Merry merry, everyone.

Wisdom Poetry and the Modern Mind

Y’all, I’m still on about memory. The upshot of Maryanne Wolf’s book on reading in a digital world is that the brain’s structure reflects what it does. That is, if we give it nothing but flashing ephemera, it will rewire itself to handle that well, and not to handle deep, prolonged thought. This is a problem for the future of the academy, but more importantly for the future of democracy, which depends upon the people thinking well.

Have I got your attention? Good. I want to talk about vikings.
Odin is a god of war and wisdom. What I liked most about the Marvel movie Thor: Ragnarok was the scene where Hela (who is NOT Odin’s daughter in the myths, but Loki’s) breaks the ceiling and reveals the inglorious past. Odin is a war god. We sometimes forget that.
How do war and wisdom go together? Well, you can buy the Marvel reading and say after the war comes the wisdom; that works. But in the myths, Odin is a war god throughout. He fights a war against the Vanir—the fertility gods—until it’s clear no one will win, really. (Imagine how much we would save if we had that wisdom.) He visits battlefields, blessing warriors with strength and strategy, and he collects soldiers in Valhalla against the coming of Ragnarok. He is the patron of kings, part of whose job description is knowing when and how to wage war.
But he’s also the god of wisdom. The other part of the king’s job is knowing when not to fight–knowing how to support, sustain, and provide for your people. And it means knowing what it takes to ensure a civilization endures.
Old Norse myths include rollicking stories of adventure, but they’re also full of wisdom poetry. I have a whole day in my myth class devoted to wisdom texts.
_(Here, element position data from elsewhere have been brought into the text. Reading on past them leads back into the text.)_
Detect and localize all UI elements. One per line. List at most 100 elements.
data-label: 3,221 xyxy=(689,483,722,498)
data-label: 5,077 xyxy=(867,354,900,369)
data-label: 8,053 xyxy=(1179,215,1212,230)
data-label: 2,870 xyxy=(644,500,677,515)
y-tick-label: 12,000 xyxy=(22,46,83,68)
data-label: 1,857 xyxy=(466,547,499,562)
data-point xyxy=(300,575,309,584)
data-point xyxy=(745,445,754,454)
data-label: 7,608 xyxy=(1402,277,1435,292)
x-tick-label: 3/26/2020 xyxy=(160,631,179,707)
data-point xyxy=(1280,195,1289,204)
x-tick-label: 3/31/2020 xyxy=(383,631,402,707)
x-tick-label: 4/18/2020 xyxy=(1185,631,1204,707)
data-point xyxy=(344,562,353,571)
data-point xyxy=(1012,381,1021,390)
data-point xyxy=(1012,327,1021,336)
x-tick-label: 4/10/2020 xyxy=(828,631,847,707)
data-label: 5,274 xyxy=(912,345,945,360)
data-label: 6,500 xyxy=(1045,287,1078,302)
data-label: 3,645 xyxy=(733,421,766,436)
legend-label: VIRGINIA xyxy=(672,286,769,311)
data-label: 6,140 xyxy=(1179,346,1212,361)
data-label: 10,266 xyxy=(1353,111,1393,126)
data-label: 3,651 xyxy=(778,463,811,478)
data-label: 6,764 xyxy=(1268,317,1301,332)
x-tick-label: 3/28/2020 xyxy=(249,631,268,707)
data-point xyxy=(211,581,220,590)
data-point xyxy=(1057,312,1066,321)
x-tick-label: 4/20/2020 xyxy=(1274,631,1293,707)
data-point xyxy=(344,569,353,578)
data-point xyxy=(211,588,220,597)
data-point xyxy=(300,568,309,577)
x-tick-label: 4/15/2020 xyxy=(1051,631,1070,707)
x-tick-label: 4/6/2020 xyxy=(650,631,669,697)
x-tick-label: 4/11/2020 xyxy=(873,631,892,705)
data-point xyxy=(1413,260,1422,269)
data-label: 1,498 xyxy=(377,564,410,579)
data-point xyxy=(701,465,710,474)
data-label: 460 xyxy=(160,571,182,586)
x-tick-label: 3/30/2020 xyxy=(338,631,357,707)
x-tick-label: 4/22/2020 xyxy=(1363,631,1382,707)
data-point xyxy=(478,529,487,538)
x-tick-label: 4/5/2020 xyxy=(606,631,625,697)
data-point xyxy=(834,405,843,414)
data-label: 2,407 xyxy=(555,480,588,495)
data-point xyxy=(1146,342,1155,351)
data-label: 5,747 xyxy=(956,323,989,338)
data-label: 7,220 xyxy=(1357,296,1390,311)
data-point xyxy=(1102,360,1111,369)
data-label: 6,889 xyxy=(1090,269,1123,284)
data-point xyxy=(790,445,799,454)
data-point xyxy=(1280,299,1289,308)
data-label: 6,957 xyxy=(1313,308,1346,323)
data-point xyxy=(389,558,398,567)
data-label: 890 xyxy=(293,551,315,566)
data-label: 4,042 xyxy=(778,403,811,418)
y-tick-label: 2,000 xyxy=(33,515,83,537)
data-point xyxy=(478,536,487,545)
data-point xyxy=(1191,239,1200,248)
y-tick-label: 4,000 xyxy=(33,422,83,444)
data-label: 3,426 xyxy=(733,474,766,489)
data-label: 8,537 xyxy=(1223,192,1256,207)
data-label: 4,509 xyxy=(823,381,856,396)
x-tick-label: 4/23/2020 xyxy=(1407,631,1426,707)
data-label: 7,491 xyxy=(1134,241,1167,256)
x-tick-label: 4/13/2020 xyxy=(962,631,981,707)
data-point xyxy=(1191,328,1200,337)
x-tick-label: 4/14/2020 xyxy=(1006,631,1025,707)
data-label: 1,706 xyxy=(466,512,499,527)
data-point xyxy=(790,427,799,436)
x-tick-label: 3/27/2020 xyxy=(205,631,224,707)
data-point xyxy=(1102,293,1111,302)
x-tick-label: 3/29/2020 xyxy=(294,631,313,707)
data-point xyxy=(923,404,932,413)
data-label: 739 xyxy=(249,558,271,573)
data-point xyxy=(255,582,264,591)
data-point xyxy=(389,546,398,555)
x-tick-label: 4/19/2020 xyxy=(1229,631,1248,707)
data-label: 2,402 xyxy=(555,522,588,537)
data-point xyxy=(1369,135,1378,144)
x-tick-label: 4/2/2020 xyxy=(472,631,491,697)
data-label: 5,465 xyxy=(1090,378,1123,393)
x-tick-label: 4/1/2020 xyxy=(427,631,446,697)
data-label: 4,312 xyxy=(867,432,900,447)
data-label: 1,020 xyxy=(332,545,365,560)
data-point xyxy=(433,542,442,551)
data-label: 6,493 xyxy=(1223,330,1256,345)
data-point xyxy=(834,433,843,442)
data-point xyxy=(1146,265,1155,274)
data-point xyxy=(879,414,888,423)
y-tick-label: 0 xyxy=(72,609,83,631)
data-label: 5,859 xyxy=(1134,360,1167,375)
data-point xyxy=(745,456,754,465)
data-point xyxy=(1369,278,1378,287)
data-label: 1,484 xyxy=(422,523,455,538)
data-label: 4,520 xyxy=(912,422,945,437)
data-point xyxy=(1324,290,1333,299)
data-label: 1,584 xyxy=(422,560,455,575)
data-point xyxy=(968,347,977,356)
These wisdom poems serve lots of functions besides painting beautiful mental images of Norse culture. They are designed to be memorized and performed, and they preserve cultural knowledge like fairy tales and other oral texts do.

They almost always feature Odin. Odin hangs himself on Yggdrasil (“The World Tree,” or more literally, “Odin’s Steed’) to learn the runes. He journeys to Jǫtunheim to challenge the giant Vafthrudnir (“Riddle-Weaver”) to a contest of knowledge. He journeys to the underworld to talk to dead witches and learn from them, and he tests others, including his own son, Thor, while in disguise. Odin never stops wanting to learn more and test how much he knows.
He shares his knowledge with kings, in an effort to improve the world. He’s a believer in trickle-down wisdom. When a king he’s trained doesn’t work out, he tests him first and then instructs and installs his replacement.  We know all this because there are numerous poems narrating his exploits and filled with stanza after stanza of truths Icelanders did not want to lose.  These texts read like the biblical Proverbs or the Welsh Triads, with small, pithy messages in series.
So they memorized Odin’s words and preserved them. In later periods they wrote them down. Snorri Sturluson, in the 13th century, tried to summarize and capture them in sort of Reader’s Digest Condensed versions, and he did so with academic interest and cultural pride. The result is that we have a good number of texts that don’t fit the adventure narrative or the divine intervention myth. In lots of them, Odin just talks.
The most famous of these is the Hávamál, or “The Sayings of the High One (Odin).” It is a long, aphoristic list of guidelines for how to behave and live well, followed by a diagogue with a king, and ending with an account of Odin’s acquisition of the runes. Its wisdom is no less pertinent today than it was in the Middle Ages.
That’s the real reason we need to remember—because we’ve learned a lot of this stuff before, and if we don’t waste time relearning, we can go farther faster.
(The Old Norse poems I refer to in these last paragraphs are the stories of Odin meeting Vafthrudnir, the Vǫlva, Thor, and the king Geirrod, and I’m happy to suggest translations if you’re interested.)